France — Quel est le programme La République en marche (LaRem) pour la santé ? Dans le cadre de notre série d’entretiens sur les propositions santé des principaux candidats à l’élection présidentielleMedscape a interrogé le Dr François Braun, expert santé auprès d’Emmanuel Macron.

Medscape Edition Française : Comment réenchanter l'hôpital ?

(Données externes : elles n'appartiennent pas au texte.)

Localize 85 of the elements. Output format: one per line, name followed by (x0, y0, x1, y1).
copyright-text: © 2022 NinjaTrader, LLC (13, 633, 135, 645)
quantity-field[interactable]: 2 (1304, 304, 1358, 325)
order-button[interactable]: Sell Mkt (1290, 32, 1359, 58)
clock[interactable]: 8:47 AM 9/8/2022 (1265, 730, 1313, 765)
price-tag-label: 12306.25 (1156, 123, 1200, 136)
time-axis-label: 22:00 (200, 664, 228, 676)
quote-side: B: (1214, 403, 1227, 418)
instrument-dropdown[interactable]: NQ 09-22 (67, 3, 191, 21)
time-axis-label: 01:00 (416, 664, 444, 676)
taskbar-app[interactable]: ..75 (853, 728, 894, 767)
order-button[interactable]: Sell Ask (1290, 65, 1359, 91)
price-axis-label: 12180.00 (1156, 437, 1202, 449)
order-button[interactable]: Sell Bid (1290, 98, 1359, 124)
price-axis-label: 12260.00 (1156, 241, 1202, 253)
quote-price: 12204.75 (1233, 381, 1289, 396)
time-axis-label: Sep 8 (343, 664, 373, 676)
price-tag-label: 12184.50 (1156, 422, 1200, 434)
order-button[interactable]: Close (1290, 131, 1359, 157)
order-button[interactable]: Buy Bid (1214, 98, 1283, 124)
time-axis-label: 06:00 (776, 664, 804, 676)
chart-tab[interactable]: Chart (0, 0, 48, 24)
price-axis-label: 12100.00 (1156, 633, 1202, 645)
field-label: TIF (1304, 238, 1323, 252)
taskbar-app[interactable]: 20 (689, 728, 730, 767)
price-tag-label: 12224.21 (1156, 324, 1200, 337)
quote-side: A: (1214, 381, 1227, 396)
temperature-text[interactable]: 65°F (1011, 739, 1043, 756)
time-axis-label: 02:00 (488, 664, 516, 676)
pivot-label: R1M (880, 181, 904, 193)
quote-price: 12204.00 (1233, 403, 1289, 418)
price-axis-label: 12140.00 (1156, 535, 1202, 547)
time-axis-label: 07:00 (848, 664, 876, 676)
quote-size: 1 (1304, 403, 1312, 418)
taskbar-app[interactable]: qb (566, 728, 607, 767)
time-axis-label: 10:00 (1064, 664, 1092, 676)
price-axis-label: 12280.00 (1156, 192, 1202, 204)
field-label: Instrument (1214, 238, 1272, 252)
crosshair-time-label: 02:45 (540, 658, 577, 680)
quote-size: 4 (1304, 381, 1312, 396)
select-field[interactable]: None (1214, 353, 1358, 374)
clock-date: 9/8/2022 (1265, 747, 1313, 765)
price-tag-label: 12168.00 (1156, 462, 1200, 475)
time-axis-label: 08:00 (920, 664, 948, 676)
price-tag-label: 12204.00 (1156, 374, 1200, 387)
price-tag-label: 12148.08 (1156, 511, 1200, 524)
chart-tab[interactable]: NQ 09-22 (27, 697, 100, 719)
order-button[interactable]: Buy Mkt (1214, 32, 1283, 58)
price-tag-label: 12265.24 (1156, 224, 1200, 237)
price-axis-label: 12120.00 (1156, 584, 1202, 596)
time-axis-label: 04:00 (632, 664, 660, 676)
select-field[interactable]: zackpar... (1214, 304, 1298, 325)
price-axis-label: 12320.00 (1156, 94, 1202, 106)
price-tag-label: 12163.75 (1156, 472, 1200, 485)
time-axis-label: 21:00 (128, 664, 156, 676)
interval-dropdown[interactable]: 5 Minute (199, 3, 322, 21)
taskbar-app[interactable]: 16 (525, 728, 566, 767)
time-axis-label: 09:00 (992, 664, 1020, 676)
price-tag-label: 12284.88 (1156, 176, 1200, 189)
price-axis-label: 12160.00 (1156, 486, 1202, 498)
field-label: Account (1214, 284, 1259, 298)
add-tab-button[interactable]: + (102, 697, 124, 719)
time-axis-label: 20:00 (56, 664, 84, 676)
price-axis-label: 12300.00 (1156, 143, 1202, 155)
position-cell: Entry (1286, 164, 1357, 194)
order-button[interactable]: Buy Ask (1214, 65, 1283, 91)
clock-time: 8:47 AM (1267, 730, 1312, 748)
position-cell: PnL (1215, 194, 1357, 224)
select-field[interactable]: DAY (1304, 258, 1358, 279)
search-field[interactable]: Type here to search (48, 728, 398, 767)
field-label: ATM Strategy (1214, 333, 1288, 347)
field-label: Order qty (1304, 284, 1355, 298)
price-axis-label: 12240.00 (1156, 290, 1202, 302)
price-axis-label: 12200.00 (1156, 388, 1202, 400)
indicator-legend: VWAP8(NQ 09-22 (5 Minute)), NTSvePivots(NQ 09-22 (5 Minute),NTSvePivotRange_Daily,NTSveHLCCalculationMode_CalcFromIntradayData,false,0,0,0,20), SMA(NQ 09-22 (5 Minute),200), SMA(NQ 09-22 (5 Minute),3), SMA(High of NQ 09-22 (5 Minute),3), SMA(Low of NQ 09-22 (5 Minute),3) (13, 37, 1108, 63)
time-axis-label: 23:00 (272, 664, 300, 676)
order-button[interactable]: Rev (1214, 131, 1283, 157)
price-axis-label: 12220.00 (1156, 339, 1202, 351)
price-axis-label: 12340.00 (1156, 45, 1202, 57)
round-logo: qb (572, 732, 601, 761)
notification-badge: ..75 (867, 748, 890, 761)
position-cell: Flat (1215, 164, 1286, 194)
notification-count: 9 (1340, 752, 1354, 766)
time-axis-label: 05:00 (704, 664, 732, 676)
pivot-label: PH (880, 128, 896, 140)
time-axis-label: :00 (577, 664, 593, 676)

Dr François Braun : Le Ségur de la santé était nécessaire, il s'agissait d'un traitement symptomatique, ce n'était en aucun cas un traitement de fond de l'hôpital public. La pandémie de Covid-19 nous a démontré la bonne résistance de l'hôpital, qui malgré les difficultés liées à la crise sanitaire a résisté. Cette crise a également permis de rendre visibles les faiblesses de l'hôpital public, qui est trop organisé en silo et très administré. Nous constatons les effets délétères de la loi HPST qui a ajouté une couche superflue de management hospitalier en mettant de côté les professionnels de santé. Le rapport Claris (Mission sur la gouvernance et la simplification hospitalières confiée au Pr Olivier Claris, NDLR) a ouvert la voie mais il faut maintenant aller plus loin, et donner plus de place au management médical au sein des établissements de santé, comme le préconise le candidat Emmanuel Macron.

 
Il faut maintenant aller plus loin, et donner plus de place au management médical.
 

Il faut s'assurer également que les tâches administratives soient réellement utiles, et supprimer celles qui sont inutiles : exemple, on demande en permanence aux médecins, des bilans, des fiches Excel, etc. Ce n'est pas cela qui améliore la qualité des soins. Il faudrait plutôt mettre des administratifs à disposition des professionnels de santé, à l'instar des assistants médicaux dans le secteur libéral, pour qu'ils puissent décharger médecins et soignants de toutes ces tâches administratives.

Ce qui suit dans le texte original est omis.